Can I still be disfellowshipped after all these years?
It's all up to the local elders and the CO. The general "rule of thumb" was if the people in the community considered you a JW, then the elders would feel compelled to act. However, it sounds like you've moved across the country and have never gone to the new Kingdom Hall. Unless there is an overzealous CO or the local elders feel like having a df'ing party, I'd be surprised if they did anything. But remember, anything is possible with these guys.
The most important thing for you to remember is that you need to do what's best for you, your husband and your future kids.

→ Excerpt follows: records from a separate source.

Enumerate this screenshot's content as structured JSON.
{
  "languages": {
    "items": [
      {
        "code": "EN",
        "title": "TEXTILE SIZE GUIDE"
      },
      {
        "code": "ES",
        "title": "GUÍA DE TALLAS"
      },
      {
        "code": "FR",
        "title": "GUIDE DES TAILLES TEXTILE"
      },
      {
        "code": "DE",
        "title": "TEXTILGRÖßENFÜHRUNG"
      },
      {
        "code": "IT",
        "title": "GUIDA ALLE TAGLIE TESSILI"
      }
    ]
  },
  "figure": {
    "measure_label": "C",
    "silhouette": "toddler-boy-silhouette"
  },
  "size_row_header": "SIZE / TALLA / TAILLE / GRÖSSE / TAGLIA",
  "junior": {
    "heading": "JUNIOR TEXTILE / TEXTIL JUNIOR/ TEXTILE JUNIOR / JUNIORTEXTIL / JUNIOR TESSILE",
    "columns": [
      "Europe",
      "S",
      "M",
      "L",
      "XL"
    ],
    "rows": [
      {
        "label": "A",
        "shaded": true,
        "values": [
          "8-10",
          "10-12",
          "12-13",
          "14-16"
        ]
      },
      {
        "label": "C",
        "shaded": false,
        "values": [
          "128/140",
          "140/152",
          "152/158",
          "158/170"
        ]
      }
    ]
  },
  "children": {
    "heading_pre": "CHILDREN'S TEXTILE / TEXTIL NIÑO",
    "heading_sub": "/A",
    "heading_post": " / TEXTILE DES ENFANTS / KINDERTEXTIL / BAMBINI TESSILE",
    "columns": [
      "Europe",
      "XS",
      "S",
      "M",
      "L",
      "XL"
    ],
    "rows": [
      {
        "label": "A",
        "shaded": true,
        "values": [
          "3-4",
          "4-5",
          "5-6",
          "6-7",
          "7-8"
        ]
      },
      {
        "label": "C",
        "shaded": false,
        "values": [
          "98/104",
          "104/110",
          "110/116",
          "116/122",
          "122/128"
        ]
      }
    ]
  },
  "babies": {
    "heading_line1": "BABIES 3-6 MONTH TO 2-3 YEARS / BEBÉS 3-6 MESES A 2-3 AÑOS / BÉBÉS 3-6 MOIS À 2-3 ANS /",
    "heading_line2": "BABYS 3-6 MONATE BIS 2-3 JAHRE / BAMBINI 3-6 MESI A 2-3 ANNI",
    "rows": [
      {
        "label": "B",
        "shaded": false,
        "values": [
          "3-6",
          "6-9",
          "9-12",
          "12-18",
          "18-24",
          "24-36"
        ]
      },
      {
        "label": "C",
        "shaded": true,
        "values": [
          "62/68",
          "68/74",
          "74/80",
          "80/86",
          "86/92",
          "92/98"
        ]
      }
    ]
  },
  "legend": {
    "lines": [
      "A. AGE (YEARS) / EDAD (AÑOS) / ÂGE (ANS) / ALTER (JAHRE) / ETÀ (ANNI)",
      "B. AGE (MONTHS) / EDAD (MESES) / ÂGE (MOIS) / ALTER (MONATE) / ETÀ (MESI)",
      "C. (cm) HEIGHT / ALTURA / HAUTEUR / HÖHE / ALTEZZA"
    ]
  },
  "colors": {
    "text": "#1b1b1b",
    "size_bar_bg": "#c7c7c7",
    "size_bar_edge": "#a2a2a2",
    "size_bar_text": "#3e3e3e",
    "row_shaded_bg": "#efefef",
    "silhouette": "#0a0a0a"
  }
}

It would be nice if your mother understood and respected your freedom to choice but don't let the fear of upsetting her stop you from doing the right thing.
Some people fade, some people don't. I chose not to. There are pros and cons both ways. I liked the fact that I didn't have to "sneak" around or pretend to believe something is true when I know it's not only wrong but harmful. I liked sitting in front of these elders I served with and respectfully explaining why it's not the truth and that they do not have any power over me. For me, it was pure freedom. I also did it for my kids. I didn't want them to have the "outcast" JW life I had as a kid. You know what I'm talking about. Having to sit in the school library while the other kids celibrated a b-day or some holiday. BTW, you'll be overjoyed at seeing the things they will experience in their "normal" non-JW life. Things you and I missed out on.
I feel weird about starting to celebrate Christmas
I did at first but you'll find it has less to do with religion then it has to do with spending time with your family. My kids and I have been attending the family Christmas party and it's great to see aunt and uncles and cousins at least once a year.